В Симоне, графе Крепи-ан-Валуа, было нечто от воскресшего святого Алексия (но немногое, до крайней бедности он не дошел)[133]. Как и тот, он вечером после свадьбы оставил невесту нетронутой и покинул родину, но не пересек море, а поселился в Юре в качестве отшельника, после чего вернулся во Франкию, не скрывая того, кто он на самом деле, — напротив, это только подтверждало преподанный им урок. «Рвение этого мужа увлекло многих рыцарей». Нужны пример и убеждение, чтобы вовлечь в духовную борьбу батальоны]
Вот три громких обращения — во всяком случае в мире Гвиберта Ножанского, в мире хороших семейств королевского домена, сферы их преобладания. Действительно ли уход из мира был таким масштабным движением, как утверждает он? Можно было бы добавить и другие примеры, относящиеся к близким территориям. Например, историю знатного фламандца, прежде, скорей, непросвещенного и очень склонного к насилию, — Арнульфа Памельского: он отправился ко двору короля Филиппа I, но около 1060 г. остановился в Сен-Медар-де-Суассон, чтобы стать там монахом. Однако ему оказалось трудно сжиться с общиной, и он предпочел стать отшельником-затворником; с тех пор он вел поединок с дьяволом, стал могущественным экзорцистом, а когда вышел из одиночной кельи, — духовным, а еще в большей степени социальным советником для хороших семейств (в том числе собственного). Таким образом, он мог давать практические советы в форме предсказаний и помогать в решении проблем, встававших перед благородными сеньорами и дамами, перед молодыми рыцарями или перед девицей, влюбившейся в рыцаря из более низкого рода. По словам его агиографа, он улаживал всё при помощи свыше. Возможно, ему помогало еще и то, что посетители давали сведения о себе и доверялись ему. Это позволило ему предостеречь (безрезультатно) сира де Куси о ловушке, подготовленной женой. Он также боролся с рыцарскими суевериями — без особого сострадания, как, например, в случае, когда объяснял смерть своего юного племянника от несчастного случая. В самом деле, его сестра препоручила подростка одного могущественному сеньору, их кузену, «пока он не станет рыцарем», ив то же время, беспокоясь за него, совершила акт «дурного колдовства», бросив его башмак в воздух через балку. Ему не повезло: этот жест возымел обратный эффект, принеся оруженосцу несчастье, а мать отягчив грехом… Бог карал также за грабежи, согласно святому Арнульфу, принося смерть в семьи виновников.

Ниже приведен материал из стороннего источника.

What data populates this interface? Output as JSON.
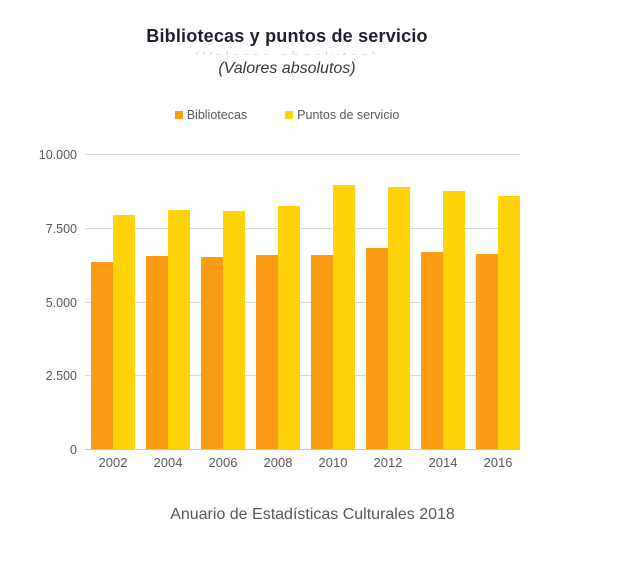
{
  "header": {
    "title": "Bibliotecas y puntos de servicio",
    "subtitle": "(Valores absolutos)",
    "artifact": "(Valores absolutos)"
  },
  "footer": {
    "caption": "Anuario de Estadísticas Culturales 2018"
  },
  "colors": {
    "bibliotecas": "#FA9D15",
    "puntos_de_servicio": "#FFD20A",
    "axis_text": "#58595b",
    "gridline": "#d8d9da",
    "title_text": "#1e2230",
    "background": "#ffffff"
  },
  "chart_data": {
    "type": "bar",
    "title": "Bibliotecas y puntos de servicio",
    "subtitle": "(Valores absolutos)",
    "source": "Anuario de Estadísticas Culturales 2018",
    "categories": [
      "2002",
      "2004",
      "2006",
      "2008",
      "2010",
      "2012",
      "2014",
      "2016"
    ],
    "series": [
      {
        "name": "Bibliotecas",
        "color": "#FA9D15",
        "values": [
          6350,
          6580,
          6520,
          6600,
          6610,
          6830,
          6700,
          6620
        ]
      },
      {
        "name": "Puntos de servicio",
        "color": "#FFD20A",
        "values": [
          7950,
          8130,
          8100,
          8280,
          8990,
          8910,
          8760,
          8590
        ]
      }
    ],
    "ylim": [
      0,
      10000
    ],
    "yticks": [
      {
        "value": 0,
        "label": "0"
      },
      {
        "value": 2500,
        "label": "2.500"
      },
      {
        "value": 5000,
        "label": "5.000"
      },
      {
        "value": 7500,
        "label": "7.500"
      },
      {
        "value": 10000,
        "label": "10.000"
      }
    ],
    "grid": true,
    "legend_position": "top",
    "xlabel": "",
    "ylabel": ""
  }
}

Можно полагать, что некоторые обращения могли быть более или менее осознанным выбором лиц, которым стало трудно соответствовать требованиям социальной среды, сохранять лицо в обществе наследственных рыцарей, где все-таки мало было дать себе труд родиться — приходилось также изнурять себя военными упражнениями и боями, переносить сплетни и измены. Это, несомненно, не специфическая проблема XI в., но, возможно, «рыцарская мутация», упомянутая в предыдущей главе, усилила дух соперничества, ужесточила требования к молодежи и усложнила ее судьбу. В самом деле, Доступ к наследству и наследницам казался довольно трудным. Что оставалось младшим и побочным сыновьям, плохо обеспеченным, а хоть бы и старшим, если они слабы или неудачливы, кроме монастыря, затворничества или побега в лес под маской благочестия? И не было ли это скорее средством сохранить лицо, нежели выступлением в поход ради духовной борьбы?